Investigating how pharmacological modulation of the mTOR-eEF2K/eEF2 signalling axis impacts haemopoietic stem cell function during ageing
Supervisors
Alison Michie, School of Cancer Sciences (University of Glasgow)
Colin Selman, School of Molecular Biosciences, (University of Glasgow)
Richard Mort, Health and Medicine, (University of Lancaster)
Summary
Life expectancy in the UK has increased significantly, with males now living to 78.6 years and females to 82.6 years on average. However, this increase is not matched by similar extensions in healthspan; the period of life free from age-related disease. Understanding the processes underlying ageing and identifying strategies to slow ageing are essential for extending healthy lifespan. Stem cells play a critical role in maintaining tissue and organ function, with their dysfunction and the loss of regenerative potential identified as a hallmark of ageing. Haemopoietic stem cells (HSCs), which give rise to all blood cells, exhibit age-related changes including reduced self-renewal ability and dysregulated production of mature blood cells (e.g. myeloid skew). These alterations impair immune function, a phenomenon termed immunosenescence, and significantly contribute to morbidity and mortality during ageing.

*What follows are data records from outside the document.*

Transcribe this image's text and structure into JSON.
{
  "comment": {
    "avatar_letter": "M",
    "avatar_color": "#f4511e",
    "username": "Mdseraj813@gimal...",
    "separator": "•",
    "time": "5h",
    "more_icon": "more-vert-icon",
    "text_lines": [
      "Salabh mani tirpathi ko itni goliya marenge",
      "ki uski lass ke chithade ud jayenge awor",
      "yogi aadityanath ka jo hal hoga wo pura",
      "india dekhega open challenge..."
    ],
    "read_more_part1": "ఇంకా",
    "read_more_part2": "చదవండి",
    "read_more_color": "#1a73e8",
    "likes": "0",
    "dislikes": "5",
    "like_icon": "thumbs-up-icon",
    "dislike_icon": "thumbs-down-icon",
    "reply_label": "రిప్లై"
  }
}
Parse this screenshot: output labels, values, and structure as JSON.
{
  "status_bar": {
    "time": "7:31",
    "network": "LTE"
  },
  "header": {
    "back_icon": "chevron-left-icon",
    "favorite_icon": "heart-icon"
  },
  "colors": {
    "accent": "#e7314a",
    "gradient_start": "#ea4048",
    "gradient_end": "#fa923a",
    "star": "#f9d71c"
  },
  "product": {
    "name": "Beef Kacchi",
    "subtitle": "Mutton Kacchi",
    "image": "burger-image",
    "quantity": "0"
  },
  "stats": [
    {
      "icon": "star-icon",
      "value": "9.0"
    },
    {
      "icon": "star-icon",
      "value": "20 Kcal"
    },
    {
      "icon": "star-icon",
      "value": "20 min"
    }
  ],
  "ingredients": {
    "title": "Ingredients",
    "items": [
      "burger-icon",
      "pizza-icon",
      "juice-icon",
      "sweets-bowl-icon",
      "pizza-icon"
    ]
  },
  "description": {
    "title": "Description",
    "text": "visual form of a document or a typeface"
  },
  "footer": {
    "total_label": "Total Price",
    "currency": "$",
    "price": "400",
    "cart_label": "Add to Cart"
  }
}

This project focuses on understanding how ageing affects HSCs and investigates the role of the mTOR-eEF2K/eEF2 pathway as a potential target for pharmacological intervention. By repurposing drugs that act on this pathway, the research aims to modulate HSC function and slow stem cell ageing. The project will assess mechanisms behind HSC self-renewal, lineage differentiation, cell quiescence, and age-related molecular changes using a range of molecular, biochemical and imaging techniques.